Message  fatima Dim 25 Sep - 19:01

Objet : Lettre ouverte au Président Nicolas Sarkozy
À : afprabat@mtds.com


Lettre ouverte au Président Nicolas Sarkozy :
Pourquoi la France est hostile aux imazighen* ?

Par Rachid RAHA**

Monsieur le Président,

Votre discours du 15 septembre à Benghazi, nous a laissés pantois et stupéfaits vu que vous avez affirmé : « (...) jeunes de Benghazi, jeunes de Libye, jeunes Arabes (…)». « (...) tous les peuples « arabes » qui veulent se libérer de leurs chaînes (…). Vos propos laissent penser que le peuple libyen serait un peuple « arabe » autant sur le plan ethnique que sociologique, identitaire, culturel et linguistique.



Monsieur le Président,

Permettez moi, de vous signaler que le succès de la révolution libyenne revient en grande partie au peuple autochtone amazigh, qui s’est rebellé à l’Est de la Libye et qui a eu le mérite de libérer Tripoli, et au peuple Toubou qui ont libéré une grande partie du Sud. Ceux que vous concéderez comme des « arabes » sont en réalité des amazighs pour beaucoup arabisés après leur conversion à l’Islam. Une arabisation forcée, voulue et accéléré par le dictateur déchu Kadhafi.



Monsieur le Président,

Vous ne cessez pas de qualifier les actuelles révolutions des peuples du Sud de la méditerranée « de printemps arabe », quand en réalité, il s’agit d’un printemps des peuples d’Afrique du Nord et du Proche-Orient.
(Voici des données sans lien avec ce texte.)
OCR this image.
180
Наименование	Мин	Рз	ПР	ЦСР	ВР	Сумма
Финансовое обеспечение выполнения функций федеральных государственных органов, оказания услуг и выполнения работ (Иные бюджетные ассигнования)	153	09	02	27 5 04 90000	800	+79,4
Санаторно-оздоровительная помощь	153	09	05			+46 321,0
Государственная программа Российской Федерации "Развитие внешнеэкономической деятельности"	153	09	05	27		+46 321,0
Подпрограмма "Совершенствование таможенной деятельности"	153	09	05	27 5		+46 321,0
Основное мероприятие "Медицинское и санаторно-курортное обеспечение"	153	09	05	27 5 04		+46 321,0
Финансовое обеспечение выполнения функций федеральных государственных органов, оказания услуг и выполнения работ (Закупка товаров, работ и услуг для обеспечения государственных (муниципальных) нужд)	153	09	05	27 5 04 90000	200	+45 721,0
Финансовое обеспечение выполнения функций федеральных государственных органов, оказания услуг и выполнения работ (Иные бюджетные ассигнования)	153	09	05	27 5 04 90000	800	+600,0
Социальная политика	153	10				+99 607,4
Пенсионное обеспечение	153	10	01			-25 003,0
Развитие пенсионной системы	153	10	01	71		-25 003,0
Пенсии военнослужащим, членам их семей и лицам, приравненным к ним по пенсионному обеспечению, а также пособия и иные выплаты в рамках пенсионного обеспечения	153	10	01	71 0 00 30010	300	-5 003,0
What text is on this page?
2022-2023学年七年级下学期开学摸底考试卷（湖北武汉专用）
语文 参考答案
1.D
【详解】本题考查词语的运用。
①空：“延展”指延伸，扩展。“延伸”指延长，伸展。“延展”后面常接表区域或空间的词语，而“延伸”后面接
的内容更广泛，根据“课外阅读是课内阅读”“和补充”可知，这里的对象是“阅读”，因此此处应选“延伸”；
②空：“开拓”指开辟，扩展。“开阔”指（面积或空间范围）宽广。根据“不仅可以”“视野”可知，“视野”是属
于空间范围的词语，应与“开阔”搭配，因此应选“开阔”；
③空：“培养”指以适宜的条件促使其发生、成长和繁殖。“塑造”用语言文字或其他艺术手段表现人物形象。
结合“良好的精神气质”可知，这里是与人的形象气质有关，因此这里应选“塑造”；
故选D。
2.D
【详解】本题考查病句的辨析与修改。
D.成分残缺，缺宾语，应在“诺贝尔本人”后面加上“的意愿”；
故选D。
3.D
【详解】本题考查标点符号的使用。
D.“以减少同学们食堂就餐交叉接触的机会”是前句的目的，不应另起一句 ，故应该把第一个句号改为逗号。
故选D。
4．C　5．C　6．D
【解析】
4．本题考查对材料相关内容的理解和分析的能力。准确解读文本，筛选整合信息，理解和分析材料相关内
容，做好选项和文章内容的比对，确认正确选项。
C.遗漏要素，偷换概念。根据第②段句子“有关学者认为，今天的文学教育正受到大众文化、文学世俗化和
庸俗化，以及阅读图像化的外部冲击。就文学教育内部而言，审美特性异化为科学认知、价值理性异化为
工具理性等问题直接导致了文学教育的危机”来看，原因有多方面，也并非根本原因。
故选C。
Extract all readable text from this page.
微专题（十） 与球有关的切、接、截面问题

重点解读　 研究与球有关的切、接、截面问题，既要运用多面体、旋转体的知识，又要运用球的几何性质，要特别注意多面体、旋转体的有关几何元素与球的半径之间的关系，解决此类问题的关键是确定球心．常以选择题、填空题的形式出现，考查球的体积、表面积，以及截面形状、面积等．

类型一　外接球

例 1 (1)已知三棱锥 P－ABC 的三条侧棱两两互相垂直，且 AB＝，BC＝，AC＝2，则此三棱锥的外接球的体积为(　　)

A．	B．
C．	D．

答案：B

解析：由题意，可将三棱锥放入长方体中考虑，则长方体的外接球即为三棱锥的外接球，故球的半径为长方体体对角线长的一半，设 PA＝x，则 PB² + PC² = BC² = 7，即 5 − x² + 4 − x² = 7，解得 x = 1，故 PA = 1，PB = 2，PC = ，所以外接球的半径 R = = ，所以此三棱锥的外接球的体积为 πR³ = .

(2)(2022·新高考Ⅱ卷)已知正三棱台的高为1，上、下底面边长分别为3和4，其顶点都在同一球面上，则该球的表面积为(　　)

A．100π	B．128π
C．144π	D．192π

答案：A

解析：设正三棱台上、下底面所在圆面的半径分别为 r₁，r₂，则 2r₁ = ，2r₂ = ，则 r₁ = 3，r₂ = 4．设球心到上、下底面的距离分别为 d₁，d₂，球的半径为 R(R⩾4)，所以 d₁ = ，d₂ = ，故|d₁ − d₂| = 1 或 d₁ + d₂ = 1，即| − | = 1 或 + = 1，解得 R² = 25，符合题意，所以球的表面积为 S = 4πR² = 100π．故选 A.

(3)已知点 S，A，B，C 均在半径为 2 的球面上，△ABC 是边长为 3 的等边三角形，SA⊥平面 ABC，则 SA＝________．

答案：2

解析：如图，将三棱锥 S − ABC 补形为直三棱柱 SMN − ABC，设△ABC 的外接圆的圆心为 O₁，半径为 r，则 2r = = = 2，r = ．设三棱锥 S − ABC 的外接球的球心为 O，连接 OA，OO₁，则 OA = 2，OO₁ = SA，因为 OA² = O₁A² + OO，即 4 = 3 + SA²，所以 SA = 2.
Dans la révolution nord-africaine du jasmin en Tunisie, les amazighs, même minoritaires, se sont engagés profondément pour le renversement du système dictatorial de Ben Ali comme l’ont fait les « coptes » et les amazighs de Siwa en Egypte tout comme sont entrain de le faire les kurdes et les druzes en Syrie…



Monsieur le Président,

La réduction des peuples d’Afrique du Nord et du Proche Orient sous l’étiquette de peuple arabe, perpétuant l’influence de l’idéologie totalitaire panarabiste ne satisfait pas aux intérêts des peuples. Vous venez d’aider les libyens à se libérer du colonialisme « arabiste » de Kadhafi, mais nous flairons le danger du néo-colonialisme franco-britannique d’ordre économique, qui s’intéresserait davantage aux ressources naturelles et au pétrole qu’à la libération des peuples !



Monsieur le Président,

Vous savez bien que la politique d’arabisation idéologique, qui a ruiné le système éducatif de nos pays d’Afrique du nord (Maroc, Algérie, Tunisie…) a été enclenchée par vos écoles coloniales « franco-arabes », qui a formé une large élite urbaine à laquelle vos prédécesseurs avaient cédé le pouvoir après votre départ d’Afrique du Nord. Ce phénomène d’arabisation qui avait commencé pendant la période coloniale, avait déjà permis le déracinement des amazighs, forcées par l’exode rural, à descendre de leurs montagnes vers les centres urbains.



Monsieur le Président,

Vous parlez de votre pays comme le foyer des droits de l’homme, le pays qui a chassé la monarchie absolutiste de Louis XVI. Mais, votre pays est malheureusement celui qui est à l’origine des problèmes actuels que vivent les peuples d’Afrique du Nord. Votre pays a soutenu l’absolutisme et l’archaïsme au Maroc et ailleurs. L’Etat français qui a maquillé l’Etat sultanien, de tendance médiévaliste, en un état « supposé » moderne où les citoyens continuent toujours à être traités comme des « sujets » par la maintenance de traditions déphasées comme le baise main et le rite de la soumission dite « bay’a», malgré l’adoption d’une nouvelle constitution que vous avez salué partout sans qu’elle se traduise par aucun changement palpable pour le peuple marocain.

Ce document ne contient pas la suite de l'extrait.